6 thoughts on “10 Fall gardening tips

  1. I’ve heard the Horticulturists advise us to chop up the leaves to serve as Mulch, etc. Why do they have to be cut up? Cannot the same fertilizing effect be attained with just leaving the leaves on the lawn just the way they are through the winter days? Just wondering and hoping for an answer.
    Thank you.

    1. This is a good question. Leaving whole leaves that are not chopped up can smother a lawn and cause decline. Current research from turfgrass specialists at Purdue University indicates that the lawn is not adversely affected by applying chopped up leaves back onto it as part of a regualr maintenance program. This solves the costly and time consuming process of leaf disposal and helps our landfills.

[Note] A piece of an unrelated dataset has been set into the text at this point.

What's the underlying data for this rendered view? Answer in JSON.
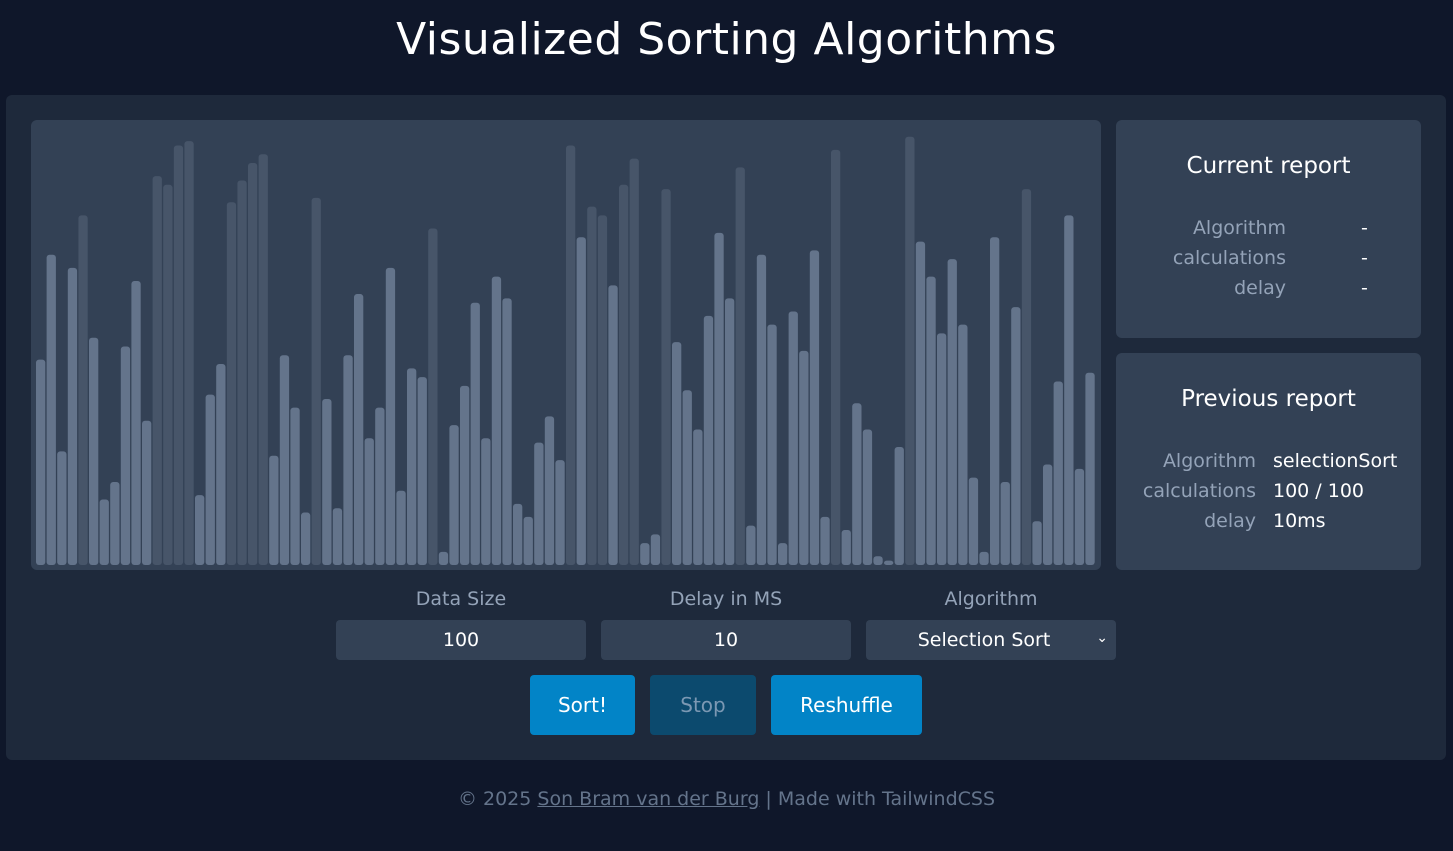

      1. Thank you Debi for the answer. I would guess then, that when leaves are chopped up, this allows aereation which a BLANKET of leaves will NOT allow? Would that be a proper conclusion?
        Thanks again for the explanation.

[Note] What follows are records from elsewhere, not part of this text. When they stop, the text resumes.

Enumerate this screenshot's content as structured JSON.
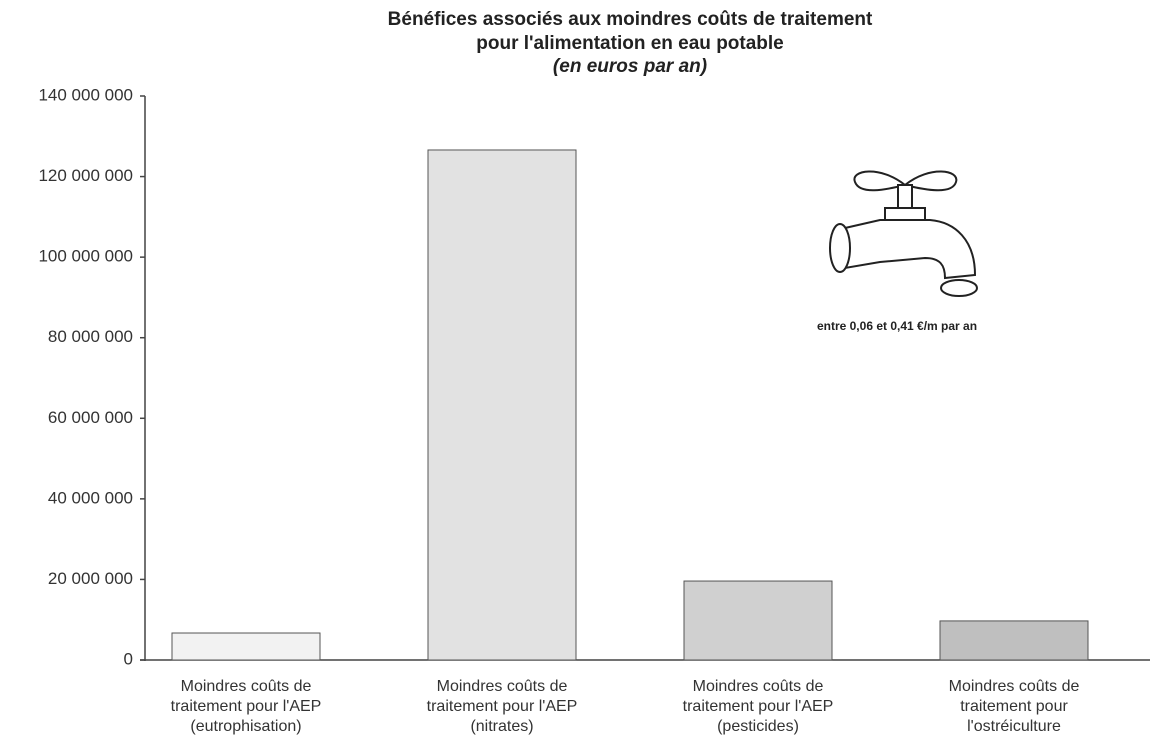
{
  "chart_data": {
    "type": "bar",
    "title": [
      "Bénéfices associés aux moindres coûts de traitement",
      "pour l'alimentation en eau potable",
      "(en euros par an)"
    ],
    "categories": [
      [
        "Moindres coûts de",
        "traitement pour l'AEP",
        "(eutrophisation)"
      ],
      [
        "Moindres coûts de",
        "traitement pour l'AEP",
        "(nitrates)"
      ],
      [
        "Moindres coûts de",
        "traitement pour l'AEP",
        "(pesticides)"
      ],
      [
        "Moindres coûts de",
        "traitement pour",
        "l'ostréiculture"
      ]
    ],
    "values": [
      6700000,
      126600000,
      19600000,
      9700000
    ],
    "colors": [
      "#f2f2f2",
      "#e2e2e2",
      "#d0d0d0",
      "#bfbfbf"
    ],
    "ylim": [
      0,
      140000000
    ],
    "yticks": [
      0,
      {
        "value": 20000000,
        "label": "20 000 000"
      },
      {
        "value": 40000000,
        "label": "40 000 000"
      },
      {
        "value": 60000000,
        "label": "60 000 000"
      },
      {
        "value": 80000000,
        "label": "80 000 000"
      },
      {
        "value": 100000000,
        "label": "100 000 000"
      },
      {
        "value": 120000000,
        "label": "120 000 000"
      },
      {
        "value": 140000000,
        "label": "140 000 000"
      }
    ],
    "grid": false,
    "annotation": "entre 0,06 et 0,41 €/m par an"
  }
}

  2. Seeing Sara on the front page of The Daily Lily posed with her fall trees (and Sara does LOVE her trees!)reminded me to let you know that fall is really the best time to plant a tree. It is at this time of year that the roots grow as the top growth is going into dormancy. So, as Sara taught me, ‘plant a tree until Jesus comes’. Thanks for sharing your trees with us, Sara, and for beautifying God’s earth and The Daily Lily!

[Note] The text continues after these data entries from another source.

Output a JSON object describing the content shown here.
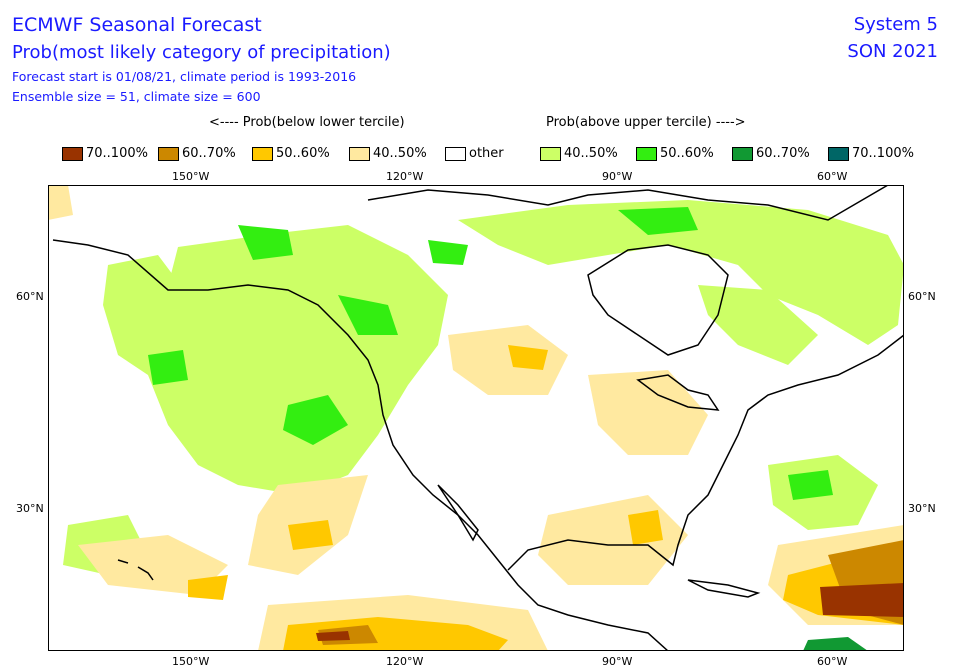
{
  "header": {
    "title": "ECMWF Seasonal Forecast",
    "subtitle": "Prob(most likely category of precipitation)",
    "info_line1": "Forecast start is 01/08/21, climate period is 1993-2016",
    "info_line2": "Ensemble size = 51, climate size = 600",
    "system": "System 5",
    "season": "SON 2021"
  },
  "legend": {
    "below_heading": "<---- Prob(below lower tercile)",
    "above_heading": "Prob(above upper tercile) ---->",
    "items": [
      {
        "label": "70..100%",
        "color": "#993300"
      },
      {
        "label": "60..70%",
        "color": "#cc8800"
      },
      {
        "label": "50..60%",
        "color": "#ffc800"
      },
      {
        "label": "40..50%",
        "color": "#ffe9a0"
      },
      {
        "label": "other",
        "color": "#ffffff"
      },
      {
        "label": "40..50%",
        "color": "#ccff66"
      },
      {
        "label": "50..60%",
        "color": "#33ee11"
      },
      {
        "label": "60..70%",
        "color": "#119933"
      },
      {
        "label": "70..100%",
        "color": "#006666"
      }
    ]
  },
  "axes": {
    "lon_labels": [
      "150°W",
      "120°W",
      "90°W",
      "60°W"
    ],
    "lat_labels": [
      "60°N",
      "30°N"
    ]
  }
}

    1. Hey Debi, you are in big trouble now. You just gave me permission to plant another tree. I just am in from walking my dogs and looking at some of the most beautiful colors eyes can behold strewed all over my yard from the warm cool winds. Such beauty Autumn delivers for this time of the year in locales where leaves turn lush with golden red colors.

      Autumn brings decor of freedom. Wind blown hair, wind blown leaves, wind blowing all our worries right into the breeze. We can take that freedom and yes look, yes Look, right unto the hills which will show us our help. Psalm 121:1 “I will lift up mine eyes unto the hills, from whence cometh my help.”

      A Pilgrim Song from The Message, sing along with me:

      Psalm121: 1 -2 “I look up to the mountains; does my strength come from mountains?
      No, my strength comes from God,
      who made heaven, and earth, and mountains.”

      1. Sara, how about a “Waterfall” Japanese maple for your sanctuary shade garden area. It has a delightful, cascading, billowing effect. And from Psalm 42:7 it will speak out “Deep calls to deep at the noise of your waterfalls; all Your waves and billows have gone over me. The Lord will command His lovingkindness in the daytime, and in the night His song shall be with me – A prayer to the God of my life.”